‘Moonlight’ is the big winner at the Film Independent Spirit Awards

2017 Film Independent Spirit Awards
Producer Adele Romanski (center) speaks as she and the cast and crew of “Moonlight” accept the feature award at the 2017 Film Independent Spirit Awards at the Santa Monica Pier on Feb. 25.
(Kevork Djansezian / Getty Images for Film Independent)

As she took the Spirit Awards stage to present an acting ensemble prize to “Moonlight,” “Scandal” star Kerry Washington ‎was struck by a moment of spontaneous emotion.‎

“Oh dear Lord, I love this movie,” she said.

She wasn’t alone at the Spirits.

Barry Jenkins’ tale of gay becoming won six awards, including the top prizes of feature and director, as “Moonlight” captivated the Spirit Awards on Saturday much as it has critics and moviegoers throughout the season. A warmth emanated from both the audience (multiple standing ovations) and the stage (a trading off of acceptance speeches among many of its principals) as “Moonlight” racked up the honors.


“I come from a little neighborhood that little people know,” Tarell Alvin McCraney, the playwright on whose semi-autobiographical work the movie is based, said about the hardscrabble part of Miami that is the film’s setting. “[This is] a story worth telling and sharing.”

Washington put it another way: “We didn’t know that we wanted ‘Moonlight,’ but now that it’s here, we know that we needed it, and in witnessing it, we are forever transformed.”

Run by the Los Angeles-based Film Independent and held under a tent on the Santa Monica beach, the Spirit Awards are an annual opportunity for the indie film world to toast and roast its own. They are an antidote — and in recent years increasingly an adjunct — to the following day’s Oscars.

After long deviating from the big show — only one common best picture winner in the first 26 years of existence — the Spirit Awards lately have become a bellwether for them.

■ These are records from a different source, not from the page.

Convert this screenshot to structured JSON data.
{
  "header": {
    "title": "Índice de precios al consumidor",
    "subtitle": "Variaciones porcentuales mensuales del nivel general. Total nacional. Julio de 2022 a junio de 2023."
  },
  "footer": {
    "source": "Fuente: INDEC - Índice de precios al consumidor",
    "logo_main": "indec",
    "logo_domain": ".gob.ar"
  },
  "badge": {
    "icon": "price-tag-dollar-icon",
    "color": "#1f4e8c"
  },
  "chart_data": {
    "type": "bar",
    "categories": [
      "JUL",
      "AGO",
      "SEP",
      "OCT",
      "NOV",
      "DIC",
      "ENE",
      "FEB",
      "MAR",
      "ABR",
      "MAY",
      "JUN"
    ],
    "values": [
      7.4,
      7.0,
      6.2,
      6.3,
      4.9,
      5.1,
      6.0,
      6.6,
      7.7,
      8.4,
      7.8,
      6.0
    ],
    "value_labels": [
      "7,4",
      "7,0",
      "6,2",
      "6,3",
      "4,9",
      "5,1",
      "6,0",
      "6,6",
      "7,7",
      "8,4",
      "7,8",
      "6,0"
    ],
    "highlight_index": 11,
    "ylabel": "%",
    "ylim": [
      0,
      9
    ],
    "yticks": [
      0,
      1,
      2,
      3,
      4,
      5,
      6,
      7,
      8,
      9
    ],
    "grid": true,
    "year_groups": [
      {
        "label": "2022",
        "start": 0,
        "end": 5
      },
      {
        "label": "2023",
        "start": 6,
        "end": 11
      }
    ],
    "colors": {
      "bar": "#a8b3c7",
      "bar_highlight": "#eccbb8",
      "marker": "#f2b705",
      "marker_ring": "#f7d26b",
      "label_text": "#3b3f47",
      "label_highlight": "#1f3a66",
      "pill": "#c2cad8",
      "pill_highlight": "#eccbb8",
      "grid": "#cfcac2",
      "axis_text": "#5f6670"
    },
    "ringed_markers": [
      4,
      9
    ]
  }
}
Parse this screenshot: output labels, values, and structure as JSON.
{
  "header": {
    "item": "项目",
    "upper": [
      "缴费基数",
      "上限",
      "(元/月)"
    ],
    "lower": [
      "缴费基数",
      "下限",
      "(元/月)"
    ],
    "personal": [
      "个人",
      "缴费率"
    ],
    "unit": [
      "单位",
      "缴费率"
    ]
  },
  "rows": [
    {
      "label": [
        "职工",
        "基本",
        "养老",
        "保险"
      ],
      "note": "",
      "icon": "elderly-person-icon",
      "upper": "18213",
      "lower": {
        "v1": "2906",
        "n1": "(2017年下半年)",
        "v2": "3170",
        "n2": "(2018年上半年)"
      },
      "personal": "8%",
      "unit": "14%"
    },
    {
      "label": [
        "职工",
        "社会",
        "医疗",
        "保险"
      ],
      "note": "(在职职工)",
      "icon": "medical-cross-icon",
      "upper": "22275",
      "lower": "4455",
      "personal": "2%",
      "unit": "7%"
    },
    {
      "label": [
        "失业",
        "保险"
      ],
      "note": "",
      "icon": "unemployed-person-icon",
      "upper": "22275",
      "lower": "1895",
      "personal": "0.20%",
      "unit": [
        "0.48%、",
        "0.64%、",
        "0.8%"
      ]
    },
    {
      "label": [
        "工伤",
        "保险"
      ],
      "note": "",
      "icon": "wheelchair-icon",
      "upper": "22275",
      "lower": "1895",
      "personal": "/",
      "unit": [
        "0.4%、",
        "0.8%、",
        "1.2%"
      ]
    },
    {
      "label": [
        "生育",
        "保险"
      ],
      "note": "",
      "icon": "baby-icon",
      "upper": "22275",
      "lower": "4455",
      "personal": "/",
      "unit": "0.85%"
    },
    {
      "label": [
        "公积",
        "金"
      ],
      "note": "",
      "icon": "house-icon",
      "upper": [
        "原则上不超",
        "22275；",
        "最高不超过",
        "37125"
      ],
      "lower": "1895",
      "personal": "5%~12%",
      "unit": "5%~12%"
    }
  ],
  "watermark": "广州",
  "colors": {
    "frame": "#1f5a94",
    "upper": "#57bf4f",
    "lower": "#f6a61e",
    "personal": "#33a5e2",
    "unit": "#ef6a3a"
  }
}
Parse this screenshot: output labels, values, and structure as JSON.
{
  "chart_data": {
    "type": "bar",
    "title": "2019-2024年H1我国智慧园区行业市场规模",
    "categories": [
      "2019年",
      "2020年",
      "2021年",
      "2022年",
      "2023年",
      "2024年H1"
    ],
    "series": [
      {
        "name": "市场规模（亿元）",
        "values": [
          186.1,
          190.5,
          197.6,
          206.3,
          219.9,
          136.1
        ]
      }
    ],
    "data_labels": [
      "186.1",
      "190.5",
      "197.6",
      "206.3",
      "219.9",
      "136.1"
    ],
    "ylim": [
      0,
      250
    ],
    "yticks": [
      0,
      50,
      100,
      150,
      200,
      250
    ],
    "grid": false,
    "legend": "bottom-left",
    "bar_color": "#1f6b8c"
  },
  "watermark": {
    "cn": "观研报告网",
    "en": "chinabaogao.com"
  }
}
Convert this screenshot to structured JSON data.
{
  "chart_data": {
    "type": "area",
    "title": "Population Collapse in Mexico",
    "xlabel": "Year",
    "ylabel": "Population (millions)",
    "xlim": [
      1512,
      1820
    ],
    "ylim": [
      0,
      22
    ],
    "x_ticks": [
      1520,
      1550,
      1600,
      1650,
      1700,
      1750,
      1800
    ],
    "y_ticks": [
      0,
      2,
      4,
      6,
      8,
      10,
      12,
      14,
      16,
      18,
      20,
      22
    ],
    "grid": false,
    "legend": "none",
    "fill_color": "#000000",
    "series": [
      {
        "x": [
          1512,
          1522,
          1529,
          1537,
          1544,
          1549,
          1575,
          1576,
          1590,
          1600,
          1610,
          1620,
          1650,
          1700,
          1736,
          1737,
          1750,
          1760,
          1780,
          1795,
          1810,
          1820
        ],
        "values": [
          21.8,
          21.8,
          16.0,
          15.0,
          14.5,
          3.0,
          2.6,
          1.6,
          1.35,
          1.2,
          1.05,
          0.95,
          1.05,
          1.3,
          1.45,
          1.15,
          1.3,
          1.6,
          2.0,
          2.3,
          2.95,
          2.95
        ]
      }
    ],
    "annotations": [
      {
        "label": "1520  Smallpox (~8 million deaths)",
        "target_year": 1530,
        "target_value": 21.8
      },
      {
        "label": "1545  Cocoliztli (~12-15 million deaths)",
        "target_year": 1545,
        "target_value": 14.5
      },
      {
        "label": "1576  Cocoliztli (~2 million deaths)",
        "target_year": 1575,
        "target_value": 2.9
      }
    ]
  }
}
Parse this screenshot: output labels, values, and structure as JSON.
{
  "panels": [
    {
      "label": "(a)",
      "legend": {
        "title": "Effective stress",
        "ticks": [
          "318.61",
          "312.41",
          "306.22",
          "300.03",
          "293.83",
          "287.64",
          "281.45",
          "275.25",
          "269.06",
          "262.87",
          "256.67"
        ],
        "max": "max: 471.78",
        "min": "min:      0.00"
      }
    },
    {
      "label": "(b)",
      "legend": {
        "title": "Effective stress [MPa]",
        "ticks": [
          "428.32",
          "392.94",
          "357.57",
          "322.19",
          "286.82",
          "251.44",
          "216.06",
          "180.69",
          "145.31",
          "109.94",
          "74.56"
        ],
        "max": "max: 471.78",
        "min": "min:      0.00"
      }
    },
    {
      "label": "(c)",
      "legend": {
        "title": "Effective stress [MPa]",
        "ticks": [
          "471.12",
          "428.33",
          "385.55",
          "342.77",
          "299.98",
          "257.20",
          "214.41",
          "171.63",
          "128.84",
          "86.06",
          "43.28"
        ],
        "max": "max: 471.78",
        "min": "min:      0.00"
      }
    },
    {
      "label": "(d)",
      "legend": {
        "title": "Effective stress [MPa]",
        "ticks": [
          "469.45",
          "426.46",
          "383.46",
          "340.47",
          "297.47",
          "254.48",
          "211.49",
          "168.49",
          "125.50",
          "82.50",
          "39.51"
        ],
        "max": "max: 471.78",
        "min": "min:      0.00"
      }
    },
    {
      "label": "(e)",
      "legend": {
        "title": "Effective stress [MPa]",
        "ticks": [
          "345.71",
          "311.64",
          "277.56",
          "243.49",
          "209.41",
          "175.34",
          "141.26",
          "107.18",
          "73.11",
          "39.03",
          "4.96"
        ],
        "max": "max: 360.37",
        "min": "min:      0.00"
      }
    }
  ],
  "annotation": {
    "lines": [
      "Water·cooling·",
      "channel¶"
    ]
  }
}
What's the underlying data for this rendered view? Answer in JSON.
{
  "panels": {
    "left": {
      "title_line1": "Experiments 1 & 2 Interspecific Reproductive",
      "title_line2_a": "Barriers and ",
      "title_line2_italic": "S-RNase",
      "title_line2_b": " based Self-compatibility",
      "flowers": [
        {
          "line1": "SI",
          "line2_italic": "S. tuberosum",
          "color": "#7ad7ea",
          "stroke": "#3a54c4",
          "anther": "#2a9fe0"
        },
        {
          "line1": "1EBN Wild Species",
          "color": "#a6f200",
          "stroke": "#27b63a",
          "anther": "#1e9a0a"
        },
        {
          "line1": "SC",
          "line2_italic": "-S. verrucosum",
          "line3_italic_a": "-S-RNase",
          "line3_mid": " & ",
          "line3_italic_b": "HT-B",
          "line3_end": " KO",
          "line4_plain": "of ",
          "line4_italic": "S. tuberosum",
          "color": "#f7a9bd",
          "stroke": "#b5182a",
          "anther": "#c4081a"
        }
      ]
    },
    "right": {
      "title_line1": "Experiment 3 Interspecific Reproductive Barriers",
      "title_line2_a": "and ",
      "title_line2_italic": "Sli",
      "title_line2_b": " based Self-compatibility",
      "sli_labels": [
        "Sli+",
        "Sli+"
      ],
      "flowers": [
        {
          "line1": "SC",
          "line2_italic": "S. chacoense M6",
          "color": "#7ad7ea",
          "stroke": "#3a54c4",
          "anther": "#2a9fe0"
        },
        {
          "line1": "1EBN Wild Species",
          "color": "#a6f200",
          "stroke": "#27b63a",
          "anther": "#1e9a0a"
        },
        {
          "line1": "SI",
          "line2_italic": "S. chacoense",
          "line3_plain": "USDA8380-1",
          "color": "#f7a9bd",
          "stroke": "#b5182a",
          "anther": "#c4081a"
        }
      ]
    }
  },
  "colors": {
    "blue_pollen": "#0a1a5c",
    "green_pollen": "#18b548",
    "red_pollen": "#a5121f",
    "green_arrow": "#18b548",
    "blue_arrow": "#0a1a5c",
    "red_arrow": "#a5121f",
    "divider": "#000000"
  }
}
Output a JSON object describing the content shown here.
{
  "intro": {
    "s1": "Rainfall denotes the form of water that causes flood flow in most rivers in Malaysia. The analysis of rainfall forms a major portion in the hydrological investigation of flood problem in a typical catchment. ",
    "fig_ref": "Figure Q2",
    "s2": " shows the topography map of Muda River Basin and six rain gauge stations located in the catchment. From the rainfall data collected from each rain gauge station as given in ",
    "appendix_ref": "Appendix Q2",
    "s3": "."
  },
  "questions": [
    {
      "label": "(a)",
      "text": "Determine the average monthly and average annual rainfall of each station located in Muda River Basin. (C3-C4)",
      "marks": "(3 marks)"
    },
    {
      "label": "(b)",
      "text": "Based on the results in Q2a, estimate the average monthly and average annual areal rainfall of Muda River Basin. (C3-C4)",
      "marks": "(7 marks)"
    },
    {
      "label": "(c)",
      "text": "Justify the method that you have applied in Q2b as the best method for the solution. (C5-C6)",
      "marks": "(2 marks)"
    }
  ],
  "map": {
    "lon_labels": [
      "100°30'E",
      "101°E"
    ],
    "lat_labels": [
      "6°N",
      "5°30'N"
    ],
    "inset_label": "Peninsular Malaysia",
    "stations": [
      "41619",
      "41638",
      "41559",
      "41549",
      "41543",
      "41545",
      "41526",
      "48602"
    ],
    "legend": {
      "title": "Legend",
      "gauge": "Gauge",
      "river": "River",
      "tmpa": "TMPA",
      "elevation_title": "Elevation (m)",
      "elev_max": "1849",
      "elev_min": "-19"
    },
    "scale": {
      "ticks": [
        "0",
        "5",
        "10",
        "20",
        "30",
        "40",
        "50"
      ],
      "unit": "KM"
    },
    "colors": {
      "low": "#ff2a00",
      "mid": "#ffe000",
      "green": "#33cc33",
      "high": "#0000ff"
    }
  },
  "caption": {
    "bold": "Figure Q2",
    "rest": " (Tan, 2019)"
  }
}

In the past five years, the groups have overlapped in the top category four times, including last year’s winner, “Spotlight.”


That consensus could be a tougher feat to replicate this year, as Oscar best picture frontrunner “La La Land” exceeded the budget ceiling of $20 million and thus wasn’t eligible for the Spirits.

‎Among other top awards Saturday, lead actress went to longtime prestige-cinema favorite Isabelle Huppert for her turn as an unconventional rape victim in “Elle,” as the French performer continued a run that‎ began with her Golden Globes upset. “Manchester by the Sea” star Casey Affleck, meanwhile, scooped up actor honors, assisted by the absence of main Oscar rival Denzel Washington, whose “Fences” was also ineligible for budget reasons.

Yet the issue of awards forecasting was almost beside the point on Saturday. At a moment when rancorous politics ‎have dominated national headlines, the Spirits were content to put their own spin on current affairs: with inclusion and celebration more than diatribe and protest.

The show brought a smattering of political comments (Affleck noted that “the policies of this administration are abhorrent and they will not last”), while hosts John Mulaney and Nick Kroll took a few shots at the current White House occupant. (Mulaney: “Hey Donald Trump, you and [“The Jinx” murder suspect] Robert Durst are both from New York real estate empires. Yet somehow Robert Durst is more likable.”)

But the humor also contained a dollop of self-awareness. (Kroll, “If this room leaned any further to the left we would literally topple into the ‎Pacific.”)

Maybe more important, winners were content to lead by intimate example more than sweeping statemen‎t. In accepting the John Cassavetes award for a micro-budget film, Andrew Ahn, director of the Koreatown-set gay drama “Spa Night,” said, ‎”This is so meaningful, that this award is going to a film about a Korean American immigrant family, about queer Korean American people.” 

He added: “Now more than ever, it’s so important that we support stories told by and about communities that are marginalized…. We are part of this great country, and we are undeniable.”

“Moonlight” producer Adele Romanski noted that‎ all the films being lauded and discussed recently “really speak to this appetite and this need for stories that are bold and defy easy categorization. And I think people are telling us that’s what the‎y want to see.”


The wins for “Moonlight” were also a triumph for A24, the New York-based upstart distributor, which also won two debut-film prizes for its Puritan-set horror film “The Witch.”

“Moonlight,” which has garnered $21 million at the box office, has been a favorite since it premiered at the Telluride Film Festival in late summer. Its story behind the camera — of a playwright whose work was not widely staged, and a director who had gone many years between films — is now well known. That lore contributed to the goodwill at the ceremony as did its consciousness-raising message of understanding, made more topical by Trump-era divisions.

Jenkins, speaking about his collaborators but in a sense also talking to the room and viewers tuning in to the live broadcast, summed up that feeling. 

“This [statue] has my name on it,” he said in his acceptance speech. “But it’s absolutely about all y’all.”